Chemicals: using spot and broad-scale weedkillers

As well as choosing products that will actually kill the weeds you have, it is worth remembering that there are different formulations. For example, ready-to-use spray guns are ideal for killing a few weeds in a patio, whereas a bottle of concentrate that you mix up is more economical for a large border. Here we explain the choices.

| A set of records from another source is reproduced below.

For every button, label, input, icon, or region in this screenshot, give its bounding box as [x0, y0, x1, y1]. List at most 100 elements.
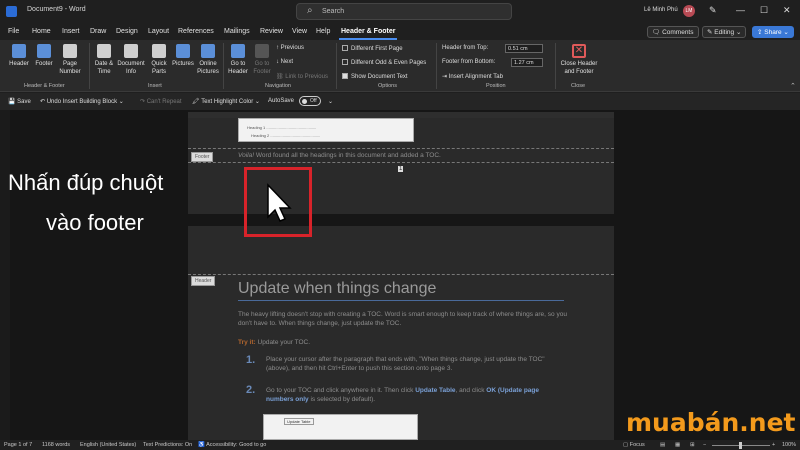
text-highlight-button[interactable]: 🖍 Text Highlight Color ⌄	[192, 98, 260, 105]
online-pictures-button[interactable]: Online Pictures	[195, 44, 221, 76]
autosave-toggle[interactable]: Off	[299, 96, 321, 106]
tab-file[interactable]: File	[8, 28, 19, 35]
zoom-slider-thumb[interactable]	[739, 442, 742, 449]
header-boundary	[188, 274, 614, 275]
page-count[interactable]: Page 1 of 7	[4, 442, 32, 448]
tab-draw[interactable]: Draw	[90, 28, 106, 35]
text-highlight-label: Text Highlight Color	[201, 99, 254, 105]
toggle-knob	[302, 99, 307, 104]
calendar-icon	[97, 44, 111, 58]
step-2-part: , and click	[455, 387, 485, 394]
read-mode-icon[interactable]: ▤	[660, 442, 665, 448]
tab-insert[interactable]: Insert	[62, 28, 80, 35]
footer-tag: Footer	[191, 152, 214, 162]
page-number-icon	[63, 44, 77, 58]
tab-help[interactable]: Help	[316, 28, 330, 35]
close-window-icon[interactable]: ✕	[783, 5, 791, 16]
tab-design[interactable]: Design	[116, 28, 138, 35]
print-layout-icon[interactable]: ▦	[675, 442, 680, 448]
minimize-icon[interactable]: —	[736, 5, 745, 15]
online-pictures-label: Online Pictures	[197, 61, 219, 75]
insert-alignment-tab-button[interactable]: ⇥ Insert Alignment Tab	[442, 73, 503, 80]
word-count[interactable]: 1168 words	[42, 442, 70, 448]
go-to-footer-label: Go to Footer	[253, 61, 271, 75]
focus-button[interactable]: ▢ Focus	[623, 442, 645, 448]
tab-references[interactable]: References	[178, 28, 214, 35]
pen-icon[interactable]: ✎	[709, 5, 717, 16]
focus-label: Focus	[629, 442, 645, 448]
zoom-level[interactable]: 100%	[782, 442, 796, 448]
step-2-part: is selected by default).	[310, 396, 376, 403]
go-to-header-button[interactable]: Go to Header	[226, 44, 250, 76]
zoom-out-icon[interactable]: −	[703, 442, 706, 448]
close-header-footer-icon: ✕	[572, 44, 586, 58]
header-button[interactable]: Header	[6, 44, 32, 68]
footer-separator	[188, 162, 614, 163]
tab-home[interactable]: Home	[32, 28, 51, 35]
tab-mailings[interactable]: Mailings	[224, 28, 250, 35]
share-button[interactable]: ⇪ Share ⌄	[752, 26, 794, 38]
save-button[interactable]: 💾 Save	[8, 98, 31, 105]
try-it-line: Try it: Update your TOC.	[238, 338, 310, 347]
document-info-button[interactable]: Document Info	[116, 44, 146, 76]
footer-icon	[37, 44, 51, 58]
header-from-top-input[interactable]: 0.51 cm	[505, 44, 543, 53]
text-predictions-status[interactable]: Text Predictions: On	[143, 442, 192, 448]
status-bar: Page 1 of 7 1168 words English (United S…	[0, 440, 800, 450]
collapse-ribbon-icon[interactable]: ⌃	[790, 82, 796, 90]
ribbon-divider	[555, 43, 556, 89]
different-first-page-checkbox[interactable]: Different First Page	[342, 45, 403, 52]
tab-header-footer[interactable]: Header & Footer	[341, 28, 395, 35]
accessibility-status[interactable]: ♿ Accessibility: Good to go	[198, 442, 266, 448]
pictures-button[interactable]: Pictures	[171, 44, 195, 68]
different-odd-even-label: Different Odd & Even Pages	[351, 60, 427, 66]
search-placeholder: Search	[322, 8, 345, 15]
web-layout-icon[interactable]: ⊞	[690, 442, 695, 448]
tab-review[interactable]: Review	[260, 28, 283, 35]
link-to-previous-button[interactable]: ⛓ Link to Previous	[276, 73, 328, 80]
checkbox-checked-icon	[342, 73, 348, 79]
header-icon	[12, 44, 26, 58]
repeat-button[interactable]: ↷ Can't Repeat	[140, 98, 182, 105]
toc-line: Heading 1 ..............................…	[247, 125, 317, 130]
zoom-in-icon[interactable]: +	[772, 442, 775, 448]
voila-paragraph[interactable]: Voila! Word found all the headings in th…	[238, 151, 598, 160]
body-paragraph: The heavy lifting doesn't stop with crea…	[238, 311, 567, 327]
comments-button[interactable]: 🗨 Comments	[647, 26, 699, 38]
avatar[interactable]: LM	[683, 5, 695, 17]
next-button[interactable]: ↓ Next	[276, 59, 293, 65]
language-status[interactable]: English (United States)	[80, 442, 136, 448]
show-document-text-checkbox[interactable]: Show Document Text	[342, 73, 408, 80]
previous-button[interactable]: ↑ Previous	[276, 45, 304, 51]
vertical-ruler	[0, 110, 10, 440]
group-label-position: Position	[486, 83, 506, 89]
page-2[interactable]: Header Update when things change The hea…	[188, 226, 614, 440]
tab-layout[interactable]: Layout	[148, 28, 169, 35]
customize-qat-icon[interactable]: ⌄	[328, 98, 333, 105]
search-box[interactable]: ⌕ Search	[296, 3, 512, 20]
different-odd-even-checkbox[interactable]: Different Odd & Even Pages	[342, 59, 426, 66]
maximize-icon[interactable]: ☐	[760, 5, 768, 16]
go-to-footer-button[interactable]: Go to Footer	[250, 44, 274, 76]
close-header-footer-button[interactable]: ✕ Close Header and Footer	[558, 44, 600, 76]
header-label: Header	[9, 61, 29, 67]
group-label-close: Close	[571, 83, 586, 89]
tab-view[interactable]: View	[292, 28, 307, 35]
footer-from-bottom-input[interactable]: 1.27 cm	[511, 58, 543, 67]
section-heading: Update when things change	[238, 280, 437, 297]
ribbon-divider	[436, 43, 437, 89]
go-to-header-label: Go to Header	[228, 61, 248, 75]
instruction-line-2: vào footer	[46, 210, 144, 235]
title-bar: Document9 - Word ⌕ Search Lê Minh Phú LM…	[0, 0, 800, 24]
undo-button[interactable]: ↶ Undo Insert Building Block ⌄	[40, 98, 124, 105]
page-number-button[interactable]: Page Number	[54, 44, 86, 76]
pictures-icon	[176, 44, 190, 58]
editing-button[interactable]: ✎ Editing ⌄	[702, 26, 747, 38]
quick-parts-button[interactable]: Quick Parts	[146, 44, 172, 76]
date-time-button[interactable]: Date & Time	[92, 44, 116, 76]
user-name[interactable]: Lê Minh Phú	[644, 7, 678, 13]
footer-boundary	[188, 148, 614, 149]
autosave-state: Off	[310, 98, 317, 104]
mouse-pointer-icon	[267, 183, 292, 222]
ribbon-divider	[336, 43, 337, 89]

Using a spot treatment for weeds. Credit:RHS/Advisory.

Quick facts

Suitable for All garden weeds
Timing When weeds are present
Difficulty Easy

Suitable for...

Spot treatments

  • Patio weeds are quick and easy to control with a ready-to-use spray gun
  • Weeds in borders can often be treated individually (with caution and accuracy) using a ready-to-use spray gun, liquid concentrate or soluble sachet

Broad-scale weed treatment

  • In an unplanted area, or where all plants are to be killed off, the most efficient and cost-effective method for treating larger areas of weeds is usually with a concentrate made up in a sprayer

When to apply weedkillers

It is best to follow the advice given on the packet. Many weeds respond best to treatment when they are in full growth, and always apply on a calm day to prevent the spray drifting on to plant you want to keep.


How to apply weedkillers

The method of application depends very much on the individual products formulation. Here are some general guidelines:

Spot treatment

  • Ready-to-use spray guns: Spray guns are an easy and quick way to spot-treat patio weeds. It is possible to use the narrow, jet setting on the spray gun to spot-treat weeds in garden borders. However, by twisting the nozzle, it usually allows you to adjust the spray type or to the spray width to your requirements. Some designs now come with an in-built pump action 
  • Gel formulation: A gel preparation of glyphosate (Roundup Gel) makes for much more targeted treatment of weeds between garden plants
  • Liquid concentrates and soluble sachets: These can be diluted and applied with a hand-held spray gun, available from most garden centres and DIY stores. Mark the spray gun for ‘weedkillers only’ and only make up as much as is needed. Rinse out the gun thoroughly at the end of the day. Do not store diluted product

Broad-scale weed treatment

  • Where garden plants do not require protection (e.g. on an unplanted area), the most efficient and cost-effective method for treating larger areas of weeds is usually with a concentrate
  • Dilute to the rate recommend on the label and apply either in a watering can or a sprayer. These should be kept specifically for the purpose of applying weedkillers and marked clearly to prevent accidental damage to plants or the environment

Inclusion of a weedkiller product does not indicate a recommendation or endorsement by the RHS. It is a list of products currently available to the home gardener.


Health and Safety Executive: home garden chemicals

Safety precautions

Always follow the dosing, application and health-and-safety instructions given on the label of the product concerned.

Although it is not a legal requirement to wear protective clothing when handling and using amateur/home pesticides, the RHS recommends wearing gloves, Wellington boots and other protective clothing as a sensible precaution.


Problems may arise when the instructions on the product are not followed and you may get weedkiller damage on desirable plants. Always read the label first for the best advice to help you get the most effective control.